No doubt he was satanic. One hundred seventy-five years before the birth of Jesus, Antiochus decreed himself equal to his god. Was the devil trying to water down the holiness of Jesus by claiming Jesus was simply following in the footsteps of Antiochus? It IS a point currently made by pagans.

It seems important here to remember that there is only one God who is truly worthy of our praise.

Antiochus failed. God is still on the throne. It is a point to remember, especially if we are now approaching the end of days. Another Antiochus will arise, but after all even he will do, God will still be on the throne.

Our God is God.



Autism. My diagnosis of autism was a great gift. Imagine yourself being unable to tolerate many people, many foods, many noises and then being told that you were just plain old weird and could be successful if you would just put out an effort.

A teacher wrinkled her nose in a familiar fashion and told me, “There’s no disability here. Disabled people can’t walk or talk or something like that. There’s just something wrong with you!”

It’s sad that she said that.

Because …

I’m a mirror.

Evil people see my blank expression and assume I’m evil. Good people see my blank face and assume I’m good.

I must be a mirror.

People inadvertently tell me their sins by accusing me of things which I never knew. While I can justify their behavior like that, I still have to get past the bitterness I feel toward the accuser.
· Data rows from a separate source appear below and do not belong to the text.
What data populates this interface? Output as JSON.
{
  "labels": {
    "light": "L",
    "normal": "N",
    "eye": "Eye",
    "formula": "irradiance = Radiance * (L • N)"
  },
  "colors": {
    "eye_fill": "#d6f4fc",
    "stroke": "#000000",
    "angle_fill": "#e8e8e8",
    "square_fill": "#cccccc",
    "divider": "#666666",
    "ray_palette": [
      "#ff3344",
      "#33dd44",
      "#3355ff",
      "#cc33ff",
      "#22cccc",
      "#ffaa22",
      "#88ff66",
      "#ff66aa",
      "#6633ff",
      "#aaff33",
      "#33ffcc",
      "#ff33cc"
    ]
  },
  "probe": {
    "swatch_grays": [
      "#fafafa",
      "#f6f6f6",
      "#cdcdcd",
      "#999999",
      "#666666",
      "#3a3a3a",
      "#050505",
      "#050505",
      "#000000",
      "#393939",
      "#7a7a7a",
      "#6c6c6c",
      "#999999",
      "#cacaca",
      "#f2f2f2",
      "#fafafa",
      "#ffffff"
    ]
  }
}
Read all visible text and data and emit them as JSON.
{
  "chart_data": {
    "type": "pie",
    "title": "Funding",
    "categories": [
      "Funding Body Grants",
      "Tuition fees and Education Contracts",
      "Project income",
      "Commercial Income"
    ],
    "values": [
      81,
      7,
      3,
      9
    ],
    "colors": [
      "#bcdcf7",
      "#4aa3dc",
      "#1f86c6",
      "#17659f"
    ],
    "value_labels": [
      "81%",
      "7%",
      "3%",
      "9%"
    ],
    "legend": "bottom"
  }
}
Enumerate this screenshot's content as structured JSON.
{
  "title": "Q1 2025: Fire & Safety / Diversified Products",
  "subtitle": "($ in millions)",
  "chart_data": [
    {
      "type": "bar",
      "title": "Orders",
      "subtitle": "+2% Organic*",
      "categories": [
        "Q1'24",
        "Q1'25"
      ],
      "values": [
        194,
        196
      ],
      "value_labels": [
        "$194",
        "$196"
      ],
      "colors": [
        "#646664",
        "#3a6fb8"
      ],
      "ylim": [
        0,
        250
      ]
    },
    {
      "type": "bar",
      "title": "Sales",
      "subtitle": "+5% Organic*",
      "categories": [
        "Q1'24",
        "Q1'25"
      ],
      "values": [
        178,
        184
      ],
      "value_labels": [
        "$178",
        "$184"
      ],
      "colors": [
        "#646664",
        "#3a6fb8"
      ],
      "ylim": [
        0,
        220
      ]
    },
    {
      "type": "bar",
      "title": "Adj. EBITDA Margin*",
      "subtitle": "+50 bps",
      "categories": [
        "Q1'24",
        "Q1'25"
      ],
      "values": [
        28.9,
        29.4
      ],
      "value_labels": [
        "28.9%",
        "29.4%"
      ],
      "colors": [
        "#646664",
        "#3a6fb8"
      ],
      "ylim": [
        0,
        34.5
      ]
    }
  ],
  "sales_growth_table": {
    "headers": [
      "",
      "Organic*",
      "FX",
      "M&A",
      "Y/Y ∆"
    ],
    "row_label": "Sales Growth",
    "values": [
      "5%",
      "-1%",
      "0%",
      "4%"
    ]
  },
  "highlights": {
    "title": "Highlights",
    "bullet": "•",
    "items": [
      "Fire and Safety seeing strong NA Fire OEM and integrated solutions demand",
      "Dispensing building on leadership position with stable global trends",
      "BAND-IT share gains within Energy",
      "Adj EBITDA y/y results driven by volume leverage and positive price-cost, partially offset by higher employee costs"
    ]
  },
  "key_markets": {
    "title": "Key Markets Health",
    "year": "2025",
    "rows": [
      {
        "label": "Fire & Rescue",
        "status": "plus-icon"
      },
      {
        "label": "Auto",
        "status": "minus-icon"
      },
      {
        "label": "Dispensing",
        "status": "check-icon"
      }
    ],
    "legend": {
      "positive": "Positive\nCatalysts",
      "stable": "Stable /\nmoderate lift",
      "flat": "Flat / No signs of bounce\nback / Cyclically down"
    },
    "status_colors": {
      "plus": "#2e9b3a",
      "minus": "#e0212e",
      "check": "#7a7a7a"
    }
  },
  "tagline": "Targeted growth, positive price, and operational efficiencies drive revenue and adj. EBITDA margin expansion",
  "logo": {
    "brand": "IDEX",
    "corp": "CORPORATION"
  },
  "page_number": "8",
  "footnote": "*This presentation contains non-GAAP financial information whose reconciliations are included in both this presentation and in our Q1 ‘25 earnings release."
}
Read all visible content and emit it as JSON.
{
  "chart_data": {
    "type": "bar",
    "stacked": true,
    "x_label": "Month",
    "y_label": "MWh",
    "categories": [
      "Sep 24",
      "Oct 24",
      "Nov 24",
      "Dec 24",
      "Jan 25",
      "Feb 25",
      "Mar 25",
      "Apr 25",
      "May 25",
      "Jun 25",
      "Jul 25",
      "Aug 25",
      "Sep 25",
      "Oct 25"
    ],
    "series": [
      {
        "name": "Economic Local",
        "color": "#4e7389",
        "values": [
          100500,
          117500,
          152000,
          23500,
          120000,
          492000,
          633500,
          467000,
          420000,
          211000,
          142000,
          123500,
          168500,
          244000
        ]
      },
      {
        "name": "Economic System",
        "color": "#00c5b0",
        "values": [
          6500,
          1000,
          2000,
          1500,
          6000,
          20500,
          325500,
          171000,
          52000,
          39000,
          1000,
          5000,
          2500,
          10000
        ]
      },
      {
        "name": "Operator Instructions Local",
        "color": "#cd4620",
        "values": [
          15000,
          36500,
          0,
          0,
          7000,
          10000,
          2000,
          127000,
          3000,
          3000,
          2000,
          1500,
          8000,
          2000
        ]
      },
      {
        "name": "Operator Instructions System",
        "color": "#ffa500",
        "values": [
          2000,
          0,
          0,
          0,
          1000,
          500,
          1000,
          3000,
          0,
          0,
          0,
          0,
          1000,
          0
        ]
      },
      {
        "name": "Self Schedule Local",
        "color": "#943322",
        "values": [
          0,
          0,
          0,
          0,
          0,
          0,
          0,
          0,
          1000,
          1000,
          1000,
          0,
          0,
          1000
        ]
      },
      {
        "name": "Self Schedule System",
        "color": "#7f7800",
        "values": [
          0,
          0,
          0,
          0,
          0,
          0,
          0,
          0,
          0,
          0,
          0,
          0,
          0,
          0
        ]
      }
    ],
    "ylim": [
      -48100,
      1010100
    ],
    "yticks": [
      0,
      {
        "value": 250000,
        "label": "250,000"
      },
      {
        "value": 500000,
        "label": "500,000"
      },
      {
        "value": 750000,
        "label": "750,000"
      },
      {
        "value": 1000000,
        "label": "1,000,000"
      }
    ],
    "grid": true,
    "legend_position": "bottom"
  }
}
I have to rise above being punished for their sin instead of for mine.

I don’t want the hurt, or the bitterness that follows. I have to both forgive AND repent.

God is so good to me. He gives me room to cry to scream to ask why He let me live. Then He leads me to repentance. He leads me to forgiveness. Then I just feel clean. It’s amazing.

Look, I’ve tried other gods: logic, ancient rituals, spiritism. They all turn out to be demonic sooner or later.

The God of our Lord Jesus IS God.

3 thoughts on “Our God is God

  1. We being a mirror reminded me of this passage in 2 Corinthians 2:14-16.

    “But thanks be to God, who always leads us as captives in Christ’s triumphal procession and uses us to spread the aroma of the knowledge of him everywhere. 15 For we are to God the pleasing aroma of Christ among those who are being saved and those who are perishing. 16 To the one we are an aroma that brings death; to the other, an aroma that brings life. And who is equal to such a task?”

    Liked by 1 person

      1. Amen! I have recognized myself a mirror often enough. I believe all who are in Christ’s procession are mirrors. This passage confirmed it for me. I glory in the Lord all the more because of it. Richest blessings to you!